"Kamu itu sama aja ya kayak cowok lainnya," ucap sang puan diseberang meja sembari mengerutkan dahinya. Aku hanya menatapnya dengan tatapan yang sama---lelah dan frustasi---sembari berusaha menyusun kata dalam pikiran yang kosong melompong.
"Kamu bisa mikir gak sih sebenarnya? Aku tuh capek!" Kini wanita cantik dengan alis tebal yang selalu ku sanjung-sanjung kemolekannya menaikan nada suaranya setinggi bangunan restoran bintang lima yang selalu kami datangi setiap perayaan hari jadi.
Netraku berpaling sepersekian detik untuk menatap jam tangan kulit di tangan kiri ku---pekerjaan ku sebagai seorang budak kapitalis memaksaku menulis setiap saat---jam ternyata sudah menunjuk ke pukul sepuluh malam.
"Tuh 'kan... Kamu selalu aja ngecek jam. Kamu udah bosen ya jalan sama aku?" tanyanya dengan nada menuduh---meskipun dia tak akan pernah mengakuinya---sembari menatapku.
Aku harus menahan diri dari menghela napas; karena dia pasti menganggap itu sebagai sikap yang kasar. "Aku sibuk," jawabku singkat. "Atasanku udah ngomel-ngomel soal kerjaan kemarin. Besok juga aku harus siapin meeting---"
"Oh, jadi sekarang kerjaan lebih penting dari aku?" Damn it. Can this girl shut up at least for once? I swear to God I'll---
"Fine. Aku mau pulang sekarang. Kalo kamu masih beneran cinta sama aku, temuin aku di rumah besok malem." Mata lelahku terbuka lebar sedikit saat wanita itu memilih beranjak dan meninggalkan meja yang telah aku reservasi dengan susah payah.

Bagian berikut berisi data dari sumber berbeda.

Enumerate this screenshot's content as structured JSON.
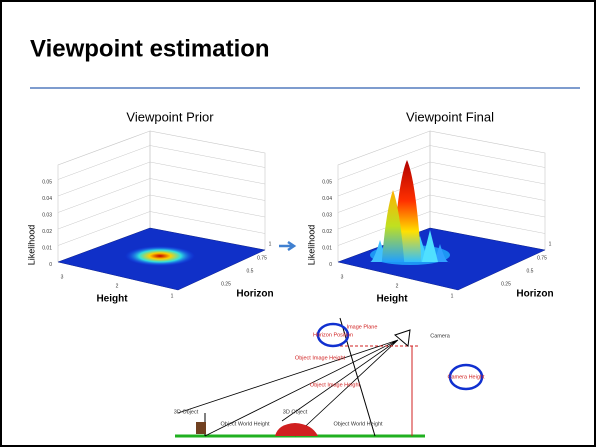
{
  "title": "Viewpoint estimation",
  "plots": [
    {
      "title": "Viewpoint Prior",
      "z_label": "Likelihood",
      "z_ticks": [
        "0.05",
        "0.04",
        "0.03",
        "0.02",
        "0.01",
        "0"
      ],
      "x_label": "Height",
      "x_ticks": [
        "3",
        "2",
        "1"
      ],
      "y_label": "Horizon",
      "y_ticks": [
        "1",
        "0.75",
        "0.5",
        "0.25"
      ]
    },
    {
      "title": "Viewpoint Final",
      "z_label": "Likelihood",
      "z_ticks": [
        "0.05",
        "0.04",
        "0.03",
        "0.02",
        "0.01",
        "0"
      ],
      "x_label": "Height",
      "x_ticks": [
        "3",
        "2",
        "1"
      ],
      "y_label": "Horizon",
      "y_ticks": [
        "1",
        "0.75",
        "0.5",
        "0.25"
      ]
    }
  ],
  "diagram": {
    "labels": [
      "Image Plane",
      "Camera",
      "Horizon Position",
      "Object Image Height",
      "Object Image Height",
      "Camera Height",
      "3D Object",
      "3D Object",
      "Object World Height",
      "Object World Height"
    ]
  }
}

Pandanganku mengarah ke makanan yang sudah jadi dingin. Sembari menghela napas yang se dari tadi aku tahan, tanganku merogoh ke saku celanaku dan meraih sekotak rokok dengan sisa beberapa batang didalamnya.
Rokok itu terhimpit antara bibirku sebelum ujungnya ku bakar. Tiap hirupan, tiap hembusan, aku tak sadar jam ternyata bergerak ke jam sebelas tanpa kehendak ku. Putung rokok bekas yang ke-lima itu aku injak dibawah sepatu kulitku sebelum aku beranjak pergi.
------------------
Aku tak pahan mengapa aku berujung sampai disini. Setelah seharian aku harus menghadapi si atasan keparat itu, kini aku harus siap dijadikan samsak kemarahan dari wanita yang sering ku sebut sebagai milikku.